「忘れていたこころ」  

 「これが手に入ればわたしは絶対幸せになる」と思うものを何かお持ちでしょうか? 私は長い間7人乗りのミニバンを欲しいと思っていました。我が家の経済状態ではとても買えないのでとっくの昔に諦めていたところ友人が、教会の役に立てる様にとお金を送ってくれた。それに少し足して念願のバンを買い有頂天になっていますが、その車は中古で買ったので今度は新車が欲しいと思い始めています。新車が手に入ればその次の物が又欲しいと思うようになるのでしょう。第一線から身を引いて第二の人生を生きている者にはもう余り物は欲しくない筈なのに、人並みにまだ物にこだわる心が消えずに残っています。厄介な事です。 この「物欲」と言うのは豊かな国だけのものだけではありません。                         
       
 こんな話があります。あるアメリカの経済評論家がアフリカの小さな田舎をたずねた時の話。そこの住民に「この村で一番の問題は何ですか」と尋ねたところ「物欲だね」と答えたので驚いたそうです。食糧不足とか、医療不足等と言う答えを期待していたのです。その村には私達が持っている文化的な物は何一つ無かったにもかかわらずです。それでもその住民は言いました、「土壁の小屋が手に入れば石の家が欲しくなる。次は草葺の屋根が出来たら今度はブリキの屋根が魅力的に見える。結局問題は人の心であって、住む家ではないよ。」 物欲についてこれほど簡単明瞭な解説はありませんね。
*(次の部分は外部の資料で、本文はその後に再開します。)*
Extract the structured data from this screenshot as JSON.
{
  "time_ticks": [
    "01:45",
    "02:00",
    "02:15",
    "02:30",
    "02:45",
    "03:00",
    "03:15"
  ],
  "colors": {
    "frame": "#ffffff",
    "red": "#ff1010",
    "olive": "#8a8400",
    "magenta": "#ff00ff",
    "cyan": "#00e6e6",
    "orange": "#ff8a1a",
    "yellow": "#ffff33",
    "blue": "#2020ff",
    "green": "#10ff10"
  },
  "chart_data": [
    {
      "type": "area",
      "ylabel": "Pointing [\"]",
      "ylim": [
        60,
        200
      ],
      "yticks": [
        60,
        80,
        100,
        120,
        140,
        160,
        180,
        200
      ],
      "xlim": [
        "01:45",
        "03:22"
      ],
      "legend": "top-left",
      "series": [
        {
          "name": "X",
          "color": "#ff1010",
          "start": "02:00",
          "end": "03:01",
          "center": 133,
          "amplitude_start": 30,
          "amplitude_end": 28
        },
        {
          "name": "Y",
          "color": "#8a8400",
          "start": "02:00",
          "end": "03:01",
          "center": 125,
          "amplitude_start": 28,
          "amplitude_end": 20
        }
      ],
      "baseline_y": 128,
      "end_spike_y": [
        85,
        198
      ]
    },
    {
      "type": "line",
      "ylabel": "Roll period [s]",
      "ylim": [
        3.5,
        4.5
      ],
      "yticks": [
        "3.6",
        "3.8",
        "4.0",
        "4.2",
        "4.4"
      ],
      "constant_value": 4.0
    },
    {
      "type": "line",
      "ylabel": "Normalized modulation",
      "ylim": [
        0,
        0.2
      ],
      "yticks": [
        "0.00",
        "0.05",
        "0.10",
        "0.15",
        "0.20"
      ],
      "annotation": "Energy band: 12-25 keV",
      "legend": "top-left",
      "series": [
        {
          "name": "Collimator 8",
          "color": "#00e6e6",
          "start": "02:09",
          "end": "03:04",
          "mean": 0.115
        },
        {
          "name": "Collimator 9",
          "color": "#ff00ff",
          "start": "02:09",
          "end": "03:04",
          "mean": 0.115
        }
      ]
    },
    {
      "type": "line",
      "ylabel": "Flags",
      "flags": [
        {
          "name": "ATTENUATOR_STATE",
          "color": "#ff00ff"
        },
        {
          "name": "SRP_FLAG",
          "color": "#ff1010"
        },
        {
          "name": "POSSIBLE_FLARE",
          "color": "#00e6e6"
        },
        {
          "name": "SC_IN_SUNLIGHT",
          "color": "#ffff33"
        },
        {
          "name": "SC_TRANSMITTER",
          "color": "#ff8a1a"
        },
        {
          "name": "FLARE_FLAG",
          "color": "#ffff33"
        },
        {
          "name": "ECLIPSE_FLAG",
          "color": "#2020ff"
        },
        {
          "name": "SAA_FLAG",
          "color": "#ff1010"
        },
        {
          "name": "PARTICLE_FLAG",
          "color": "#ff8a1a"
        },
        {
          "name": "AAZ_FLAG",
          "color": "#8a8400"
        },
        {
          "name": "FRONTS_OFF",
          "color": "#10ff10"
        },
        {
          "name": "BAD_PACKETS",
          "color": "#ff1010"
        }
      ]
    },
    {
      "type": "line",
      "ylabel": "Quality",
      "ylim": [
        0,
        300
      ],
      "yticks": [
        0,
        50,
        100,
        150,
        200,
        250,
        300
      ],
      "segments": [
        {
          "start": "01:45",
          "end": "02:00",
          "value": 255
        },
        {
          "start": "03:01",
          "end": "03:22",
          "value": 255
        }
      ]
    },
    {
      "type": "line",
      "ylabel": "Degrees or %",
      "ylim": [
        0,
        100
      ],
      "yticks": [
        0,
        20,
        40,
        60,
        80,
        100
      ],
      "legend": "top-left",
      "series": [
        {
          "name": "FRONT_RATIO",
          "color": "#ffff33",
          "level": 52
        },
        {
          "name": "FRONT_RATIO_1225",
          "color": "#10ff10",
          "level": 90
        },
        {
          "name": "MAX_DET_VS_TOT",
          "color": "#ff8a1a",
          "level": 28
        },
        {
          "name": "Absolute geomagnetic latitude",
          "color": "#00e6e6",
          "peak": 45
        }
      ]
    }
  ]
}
 読者の皆さんは自分や自分の家族に何が一番大切か考えてみた事はおありですか。確かに経済はあまり良くありませんが、最低限の文明の利器は大体揃っています。でもまだまだ欲しいという心は際限続くのです。どのような時代であれ、文明の発達度に違いがあっても人間の心は2000年前もアフリカの片田舎やニューヨークにいる人も変わらない。この 物欲を突き詰めていけば人の持っている「罪」に行き当たるのではないでしょうか。

 クリスマスはこの人の心の中に巣食っている「罪」のために永遠の滅びに行ってしまうような私達が救われて、永遠の命を得、永遠の都(天の御国)に入ることが出来る様にと創造主なる神がイエス・キリストをこの世に送ってくださった記念の日です。世界中がこのメシヤ(救世主)の出現を持ち望んでいたのです。「忘れていた大切な心」を、物にではなく、まことの救い主であるイエス・キリストに向ける時でもあるのです。

 神の御子なるイエス・キリストの誕生を心からお祝いしましょう。単なる幼子の誕生ではありません、やがて私達の罪を贖って下さるために十字架に掛かって死ぬべくしてこの世に送られて来た方です。この方を信じる事によって永遠の命を得、天の御国に入る事が許されるのです。この機会に最寄りの教会にいらしてくださり、共に主を礼拝してみては如何でしょうか。祝福を祈ります。